Chris Matheson has called on Boris Johnson to “do a deal” to bring home a Chester man languishing in an Indian jail – so he can share a pint with him before summer ends.
Ray Tindall is one of six ex-soldiers – known as the Chennai Six – serving time for illegal weapons charges, though the men have always maintained their innocence.
Speaking in the Commons, City of Chester MP Mr Matheson appealed to Mr Johnson, the Foreign Secretary, for help.
Mr Matheson said: “Another Foreign Office Questions and still my constituent Ray Tindall and the other men of the Chennai Six are incarcerated in India.
“Will the minister pick up the phone to his opposite number in India, do a deal to get the men deported, so Ray and I can have a pint in Chester before the summer is out?”
Mr Johnson said he appreciated Mr Matheson’s persistence, adding he has personally raised the case with his Indian counterparts on several occasions.
He added: “What they say to me is they cannot interfere in their own courts system, any more than we can interfere in our own courts system.
“That is where the matter currently stands but I wish to assure you we continue to raise it on your behalf and on behalf of your constituents.”
Conservative former Foreign Office minister Sir Hugo Swire later suggested the Foreign Secretary meets the chief minister in the state where they are being held to find a solution.
Mr Johnson replied: “You suggest an interesting avenue for further work.
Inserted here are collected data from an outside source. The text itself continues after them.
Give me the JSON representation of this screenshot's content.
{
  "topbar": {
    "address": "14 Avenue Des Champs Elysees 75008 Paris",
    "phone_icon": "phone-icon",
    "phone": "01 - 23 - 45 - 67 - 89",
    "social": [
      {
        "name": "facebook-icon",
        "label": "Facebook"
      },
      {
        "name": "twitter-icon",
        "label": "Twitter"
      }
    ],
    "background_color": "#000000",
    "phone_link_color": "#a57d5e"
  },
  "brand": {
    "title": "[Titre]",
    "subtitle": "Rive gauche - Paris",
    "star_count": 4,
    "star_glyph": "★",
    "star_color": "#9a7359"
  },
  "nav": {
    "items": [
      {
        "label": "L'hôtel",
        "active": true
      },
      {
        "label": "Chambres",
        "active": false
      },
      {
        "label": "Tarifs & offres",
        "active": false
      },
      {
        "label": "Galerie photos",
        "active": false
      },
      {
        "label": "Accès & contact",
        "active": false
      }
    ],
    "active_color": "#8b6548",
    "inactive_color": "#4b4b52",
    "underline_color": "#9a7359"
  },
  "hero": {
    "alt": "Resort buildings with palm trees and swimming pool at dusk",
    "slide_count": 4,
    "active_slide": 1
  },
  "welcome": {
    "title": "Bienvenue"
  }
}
I will certainly look at the possibility of talking to the chief minister of Tamil Nadu.
“Whether we will be any more successful with her in making our points, I will ascertain, but we will leave no stone unturned.”
The other men involved are Billy Irving, from Connel, Argyll and Bute, Nick Dunn, from Ashington, Northumberland, Paul Towers, from Yorkshire, John Armstrong, from Wigton, Cumbria, and Nicholas Simpson, from Catterick, North Yorkshire.
Along with Mr Tindall, who is from the Newton area of Chester, they were working for US maritime company AdvanFort providing anti-piracy protection when their ship, MV Seaman Guard Ohio, which had a crew of 35, was detained and weapons found.
They were arrested in October 2013 on illegal weapons charges, which were dropped in the following months, but an appeal followed from the Indian authorities and the men were later convicted and sentenced to five years in jail.
Prime Minister Theresa May raised their plight with Indian Prime Minister Narendra Modi at the recent G20 summit.